/rb-fetch

./fetch ruby executable

Primary LanguageRuby

./fetch 📄

About

rb-fetch is a simple lightweight ruby script that can be invoked using ./fetch --args. It downloads webpages as HTML to the project's root folder. It also saves some metadata (when the webpage was last downloaded, number of links, and images), and tries its best to download assets.

Usage

To use it locally, you need ruby >= 2.3 (since this code uses the &. operand), and the nokogiri gem. To download Nokogiri, you can use the gem install nokogiri command. You can also build an image using docker, by running docker-compose build, and running docker-compose up. You can specify the arguments at docker-compose.yml

To invoke it, you can use ./fetch --metadata --download_assets https://google.com https://facebook.com https://paypal.com

The --metadata flag displays additional information such as last downloaded at, number of images, and number of links. The --download_assets flag instructs the fetcher to download and cache all JS and image assets, and link to the local version instead, for a full offline experience.

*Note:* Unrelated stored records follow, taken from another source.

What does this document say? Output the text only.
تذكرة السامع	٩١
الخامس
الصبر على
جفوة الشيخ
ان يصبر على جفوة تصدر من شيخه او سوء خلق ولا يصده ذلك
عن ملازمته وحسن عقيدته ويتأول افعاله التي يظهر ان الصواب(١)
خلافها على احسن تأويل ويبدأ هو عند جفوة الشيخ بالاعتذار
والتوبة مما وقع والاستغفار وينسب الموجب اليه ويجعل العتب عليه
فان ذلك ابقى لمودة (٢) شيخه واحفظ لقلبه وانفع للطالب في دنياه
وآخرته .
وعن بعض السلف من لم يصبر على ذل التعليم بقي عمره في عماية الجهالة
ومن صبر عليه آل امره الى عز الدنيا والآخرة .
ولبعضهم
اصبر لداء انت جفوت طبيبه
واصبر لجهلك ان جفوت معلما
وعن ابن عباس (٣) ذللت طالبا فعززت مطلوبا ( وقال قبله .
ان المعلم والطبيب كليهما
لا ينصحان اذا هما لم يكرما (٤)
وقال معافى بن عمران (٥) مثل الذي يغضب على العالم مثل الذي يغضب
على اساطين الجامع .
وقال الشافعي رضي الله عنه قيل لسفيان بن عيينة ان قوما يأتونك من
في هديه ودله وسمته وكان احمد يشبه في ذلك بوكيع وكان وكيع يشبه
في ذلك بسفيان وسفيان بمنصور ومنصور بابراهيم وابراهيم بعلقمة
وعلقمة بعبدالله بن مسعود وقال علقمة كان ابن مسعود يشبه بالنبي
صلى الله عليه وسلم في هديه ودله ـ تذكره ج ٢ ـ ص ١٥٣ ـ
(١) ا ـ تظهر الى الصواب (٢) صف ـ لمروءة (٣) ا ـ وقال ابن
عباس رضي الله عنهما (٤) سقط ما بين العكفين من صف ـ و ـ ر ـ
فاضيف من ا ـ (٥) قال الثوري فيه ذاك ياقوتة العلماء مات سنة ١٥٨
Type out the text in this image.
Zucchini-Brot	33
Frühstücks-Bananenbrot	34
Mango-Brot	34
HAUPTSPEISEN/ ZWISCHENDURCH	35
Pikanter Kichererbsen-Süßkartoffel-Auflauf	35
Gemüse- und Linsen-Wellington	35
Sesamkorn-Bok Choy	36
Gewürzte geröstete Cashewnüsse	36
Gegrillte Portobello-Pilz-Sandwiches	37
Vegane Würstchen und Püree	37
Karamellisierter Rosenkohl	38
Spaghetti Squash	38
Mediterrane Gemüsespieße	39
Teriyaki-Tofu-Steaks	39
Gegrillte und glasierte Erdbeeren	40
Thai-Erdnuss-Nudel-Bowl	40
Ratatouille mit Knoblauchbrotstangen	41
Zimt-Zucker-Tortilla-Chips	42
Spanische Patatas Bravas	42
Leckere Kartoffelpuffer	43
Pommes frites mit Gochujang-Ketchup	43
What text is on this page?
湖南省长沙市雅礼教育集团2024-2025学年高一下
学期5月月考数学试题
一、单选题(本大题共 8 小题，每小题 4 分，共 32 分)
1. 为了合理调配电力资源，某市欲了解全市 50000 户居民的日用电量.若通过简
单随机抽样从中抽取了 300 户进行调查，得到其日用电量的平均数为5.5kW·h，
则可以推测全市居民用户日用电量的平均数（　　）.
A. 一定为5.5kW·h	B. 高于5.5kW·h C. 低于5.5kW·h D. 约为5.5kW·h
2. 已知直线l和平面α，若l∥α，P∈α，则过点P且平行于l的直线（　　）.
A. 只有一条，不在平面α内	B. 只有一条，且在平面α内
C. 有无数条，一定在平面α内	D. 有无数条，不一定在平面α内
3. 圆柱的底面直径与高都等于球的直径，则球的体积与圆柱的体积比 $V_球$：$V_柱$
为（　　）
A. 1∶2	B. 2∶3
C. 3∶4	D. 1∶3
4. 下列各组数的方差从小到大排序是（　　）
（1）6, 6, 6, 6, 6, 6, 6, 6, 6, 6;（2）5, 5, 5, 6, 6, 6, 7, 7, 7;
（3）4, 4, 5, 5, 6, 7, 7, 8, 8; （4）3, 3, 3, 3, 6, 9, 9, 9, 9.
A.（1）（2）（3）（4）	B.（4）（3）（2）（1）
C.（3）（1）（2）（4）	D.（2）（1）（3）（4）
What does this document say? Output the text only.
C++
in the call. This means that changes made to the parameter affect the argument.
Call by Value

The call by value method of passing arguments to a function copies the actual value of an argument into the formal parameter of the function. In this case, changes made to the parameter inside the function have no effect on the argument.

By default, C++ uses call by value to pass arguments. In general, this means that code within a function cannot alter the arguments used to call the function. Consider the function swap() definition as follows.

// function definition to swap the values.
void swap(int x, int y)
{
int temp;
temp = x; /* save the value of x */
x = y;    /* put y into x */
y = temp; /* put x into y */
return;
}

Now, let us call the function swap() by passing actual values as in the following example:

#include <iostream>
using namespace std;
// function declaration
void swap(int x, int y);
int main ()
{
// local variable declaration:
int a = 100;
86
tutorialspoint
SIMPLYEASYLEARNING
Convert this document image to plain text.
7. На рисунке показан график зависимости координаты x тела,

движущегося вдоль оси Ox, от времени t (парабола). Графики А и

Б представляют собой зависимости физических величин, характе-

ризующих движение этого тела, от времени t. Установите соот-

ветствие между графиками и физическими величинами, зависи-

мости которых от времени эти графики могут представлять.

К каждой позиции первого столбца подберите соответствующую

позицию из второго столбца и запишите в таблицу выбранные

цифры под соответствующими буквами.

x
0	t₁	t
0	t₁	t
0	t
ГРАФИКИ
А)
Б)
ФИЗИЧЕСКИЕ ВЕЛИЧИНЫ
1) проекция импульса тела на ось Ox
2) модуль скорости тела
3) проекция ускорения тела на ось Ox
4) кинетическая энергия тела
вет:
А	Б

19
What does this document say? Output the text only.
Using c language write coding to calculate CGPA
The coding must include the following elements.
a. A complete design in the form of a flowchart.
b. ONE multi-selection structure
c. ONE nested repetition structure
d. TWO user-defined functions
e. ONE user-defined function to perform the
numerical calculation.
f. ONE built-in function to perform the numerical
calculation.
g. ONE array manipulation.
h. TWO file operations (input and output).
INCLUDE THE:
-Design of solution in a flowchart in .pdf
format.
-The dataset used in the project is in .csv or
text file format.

The website's html is saved and is accessible via {host_name}{request_uri}.html in the root folder. In case the assets are downloaded, they will be saved and accessible via assets/{host_name}/{request_uri}/{asset_name}. In case there are no request params, for example, https://google.com, the request_uri is denoted by an underscore _

Limitations

  • Due to the way some websites try to redirect you to /, chrome will, unfortunately, redirect you to the root folder of your machine, which is incorrect behavior.
  • Due to the Allow-CORS policy, and since we're serving this file locally and not through HTTP/HTTPS, some assets may refuse to load in the first place.
  • Assets that are fetched via javascript are not downloaded properly.
  • Fonts are not downloaded by the asset downloader.
  • The way you need to modify docker-compose.yml is not elegant.

Thank you for your time!